Expert Commentary

Changes in Americans’ attitudes about sex: Reviewing 40 years of data

2015 study in Archives of Sexual Behavior reviewing the complex research literature on changes in U.S. attitudes about sex and analyzing data from the General Social Survey.

American popular culture is now saturated with sexual imagery, and many interpret this phenomenon as a representation of changing habits and values across the population. However, there are significant unanswered questions about how much change there has been among specific generations, beginning during the so-called “sexual revolution” by the post-World War II “Baby Boomers” in the 1960s and 1970s, and how much further these transformations may have been extended by GenX’ers (born 1965-1981) and Millennials (born 1982-1989). It may seem obvious that, relative to the 1950s, attitudes have shifted on issues such as premarital sex, same-sex relationships and casual sex — embodied by the media focus on “hook up” culture among Millennials — but the nature of these changes is nuanced and demands careful attention. Some research studies have suggested that these changes have been exaggerated and that there have even been reversals in practices and attitudes.

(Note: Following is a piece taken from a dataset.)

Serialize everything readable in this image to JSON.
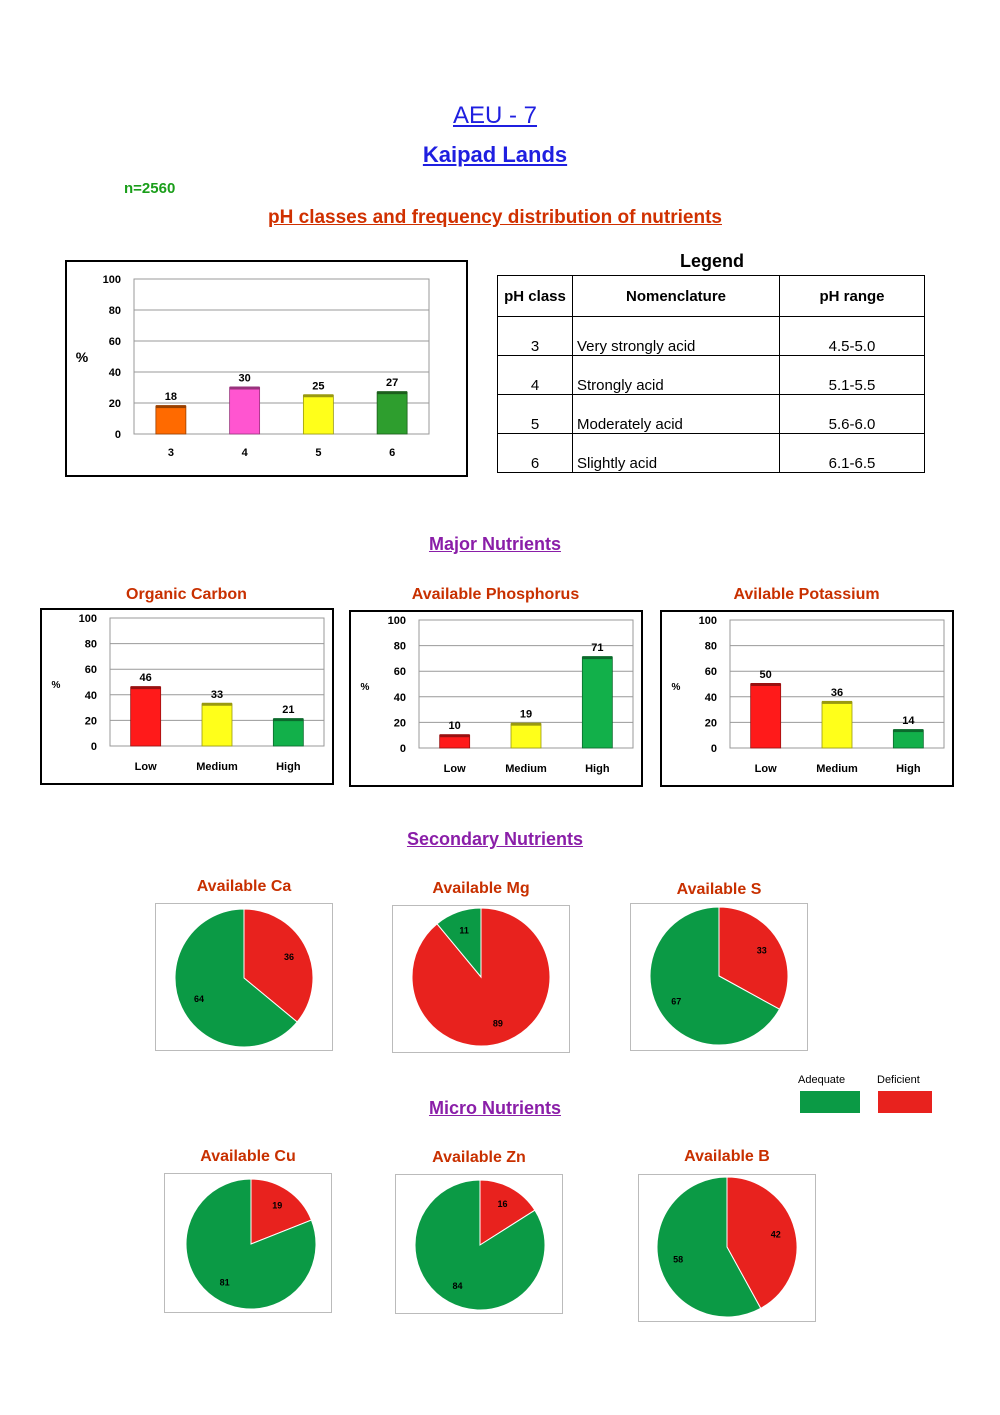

In a 2015 paper published in Archives of Sexual Behavior, “Changes in American Adults’ Sexual Behavior and Attitudes, 1972–2012,” Jean M. Twenge of San Diego State University, Ryne A. Sherman of Florida Atlantic University and Brooke E. Wells of CUNY review the complex research literature on these questions and analyze data from the nationally representative General Social Survey (GSS), a research project that provides perhaps the most complete record of public opinion shifts in the United States on many issues. The GSS has asked the same four questions relating to sexual attitudes since 1972, and added more questions about sexual practices in 1988. The researchers note that “the current research literature provides contradictory evidence on whether sexual attitudes and behaviors have grown more or less permissive in recent years.”

The study’s findings include:

  • The data indicate increasingly permissive attitudes about certain kinds of sexual behavior: “Between the 1970s and the 2010s, American adults became more accepting of premarital sex, adolescent sex, and same-sex sexual activity, but less accepting of extramarital sex…. After leveling off in the 1990s, acceptance of premarital sex continued to rise in the 2000s and 2010s.” However, these changes are more pronounced among some subgroups (white men) and less so among racial minorities and, at least on some measures, women in general.
  • The trendlines are relatively clear with respect to premarital sex: “In the early 1970s, 29% of Americans (35% of men and 23% of women) believed that premarital sex was ‘not wrong at all.’ This rose to around 42%in the 1980s and stayed there through the 1990s, rising to 49% in the 2000s and to 55% in the 2010s (59% of men, 52% of women)…. Among 18- to 29-year-olds, 47% of Boomers in the early 1970s believed premarital sex was ‘not wrong at all,’ compared to 50% of GenX’ers in the early 1990s and 62% of Millennials in the 2010s.”
  • With regard to same-sex relationships and practices, younger generations have shown decisive changes: “Among 18- to 29-year-olds, 21% of Boomers in the early 1970s believed same-sex sexual activity was ‘not wrong at all,’ compared to 26% of GenX’ers in the early 1990s and 56% of Millennials in the 2010s.”
  • The number of sexual partners people reported having has increased: The “total number of sexual partners since age 18 increased from 7.17 in the late 1980s (11.42 for men, 3.54 for women) to 11.22 in the 2010s (18.22 for men, 5.55 for women).”
  • Rates of casual sex have also increased: “Among 18- to 29-year-olds reporting non-partner sex, 35% of GenX’ers in the late 1980s had sex with a casual date or pickup (44% of men, 19% of women), compared to 45% of Millennials in the 2010s (55% of men, 31% of women).”

Attitudes about Non-Marital Sex (Twenge et al.)

  • African-Americans as a group, however, were a notable exception to these trends, and “shifts in sexual attitudes and behaviors were nearly absent” among this group.
  • The researchers note other important contextual data for these figures: The “median age at first marriage has risen markedly; it was 21 for women and 23 for men in 1970, and by 2010 was 27 for women and 29 for men. The marriage rate in the U.S. reached a 93-year low in 2014…. Marriage is also increasingly disconnected from parenting: More than 40% of babies were born to unmarried mothers in 2012, up from 5% in 1960.”

“Overall, the results suggest that rising cultural individualism has produced an increasing rejection of traditional social rules, including those against non-marital sex,” the researchers conclude. These realities, they note, have public policy implications: “Generational changes in non-marital sexual attitudes and behaviors are particularly relevant as they influence policy decisions regarding sexual health and sexual education policies, such as decisions about emergency contraception and abortion availability and the debates around abstinence-only versus comprehensive sexual education.” Further, “these findings indicate that variability in sexual attitudes and norms according to generation, age, gender, and race/ethnicity should be considered in the development and implementation of sexual education and sexual health intervention programs.”